As anyone who has emerged into the full bloom of adulthood with a modicum of self-awareness will acknowledge, the past always informs the present.
For most of us this takes place in small but important ways – a nostalgic preference for a particular holiday place, meal or cultural activity, or more importantly in the way that our personality and approach to life manifests itself; but for adoptees like Saroo (Dev Patel) it is a vast unexplored and often unknowable country, a place so remote from the present everyday that it may as well be on Mars.
And yet for all its unknowingness, that past never stops making itself felt, never not needing to be found, explored, understood and made a part of the world as it is currently inhabited and informed.
No matter how happy growing up might have been or how loved the present might be – in both cases Saroo, adopted from a Kolkata orphanage by John and Sue Brierley (David Wenham and Nicole Kidman), is deeply appreciative and thankful for the “privileged” life he experienced in Hobart, Tasmania – there is an ache, a sense of loss for what was taken away.
Despite growing up happy and healthy, the apple of his parents’ eye – unlike troubled adoptive brother Mantosh (Divian Lanwa) who never adjusts to his new reality as a young boy – Saroo can’t stop thinking about his older brother Guddu (Abishek Bharate), with whom he enjoys close, affectionate ties, and his mother Kamla (Priyanka Bose), who have been left behind in their village of Khadwa in western India wondering where their confident, self-possessed younger family member has gone.
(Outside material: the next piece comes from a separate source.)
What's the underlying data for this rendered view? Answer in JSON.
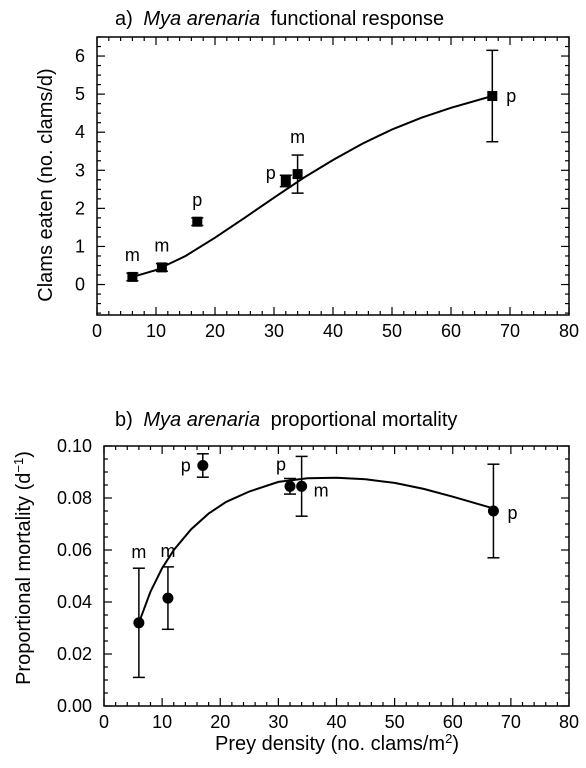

As the brother of two adopted siblings, one from Vietnam and one from South Korea, I can well understand what drives the Brierleys, who are capable of having children but chose not to so they can help two kids in desperate need, to adopt Saroo, but moreover, what impels their adopted son to go on a vast detective hunt to find his sorely-missed birth family.
And it is an epic and near-impossible quest, with Saroo, who falls asleep on an empty train one night when he and Guddu are scavenging for goods with which to support their poverty-stricken family, arriving in Kolkata after a 1600km trip across the country.
Complicating things still further, the vulnerable but resourceful five year old has mangled the name of this home town, making it impossible for anyone in authority to locate where he is from and to return him to his mother who never stops believing that her long lost son will be returned to her.
Screenwriter Luke Davies, who naturally draws heavily from A Long Way Home by Saroo Brierley and Larry Buttrose, and director Garth Davis, invest this tale of a little boy lost with all the gravitas and pain you might expect but without once resorting to the kind of crass emotional manipulation that lesser hands might have been tempted to employ.
As a powerful, deeply-impacting story of one man’s search for his full identity and the expansive extent of his past, Lion needs no further augmentation.
Both Patel, who brilliantly plays a beleaguered and traumatised adult Saroo with believable emotional authenticity (all while mastering the Aussie accent perfectly), and Sunny Pawar, the talented five year old who was found during a extensive casting call at schools in India and who is astonishingly good as a younger Saroo, gift this already affecting story with so much truth and honesty that cloying add-ons are simply unnecessary.
Wisely Davies focuses on Saroo’s childhood for much of the first part of the film, rather than quickly glossing over in in a bid to get to epic nature of Saroo’s adult Google Earth-assisted search for his family, which grants the story an immediacy and resonance it might have otherwise lacked.
This means that by the time we meet an outwardly happy and at ease Saroo, ensconced in life in Australia and a million miles (almost literally) from his deprived life as an adrift street kid in Kolkata at the mercy of opportune hustlers like Rawa (Nawazuddin Siddiqui), we can well understand why he is so driven to find his mother, brother and sister, even to the extent of temporarily pushing those closest to him such as his parents, who are not as emotionally fragile as he thinks or his girlfriend Lucy (Rooney Mara).
The true power of Lion is the way in which it intimately understands and deftly portrays what it is like to be cut off from your past, and how that sense of raw dislocation which remains as pulsatingly unsettling years later, informs your present in small and enormously large ways.
It honours the good and positive things of a gifted life but acknowledges that you can never be truly whole or happy until you understand the full scope of your life and can repair, or at least, attempt to repair, decades-old wounds.
Lion is a powerful piece of cinema simply because it allows the truth of its story to stand on its own terms, essentially letting Saroo’s story tell itself without augmentation, embellishment and with a deep understanding of what it must have been like to undertake a journey into the past that many people must have assumed was quixotic at best.
Watching this immeasurably moving story unfold – you are advised to bring a box of tissues with you – you begin to appreciate how important the past is to the present and how its absence can hobble a life, and handicap both the present and the future unless it is given the opportunity to be fully explored and expressed, no matter what the interim costs might be.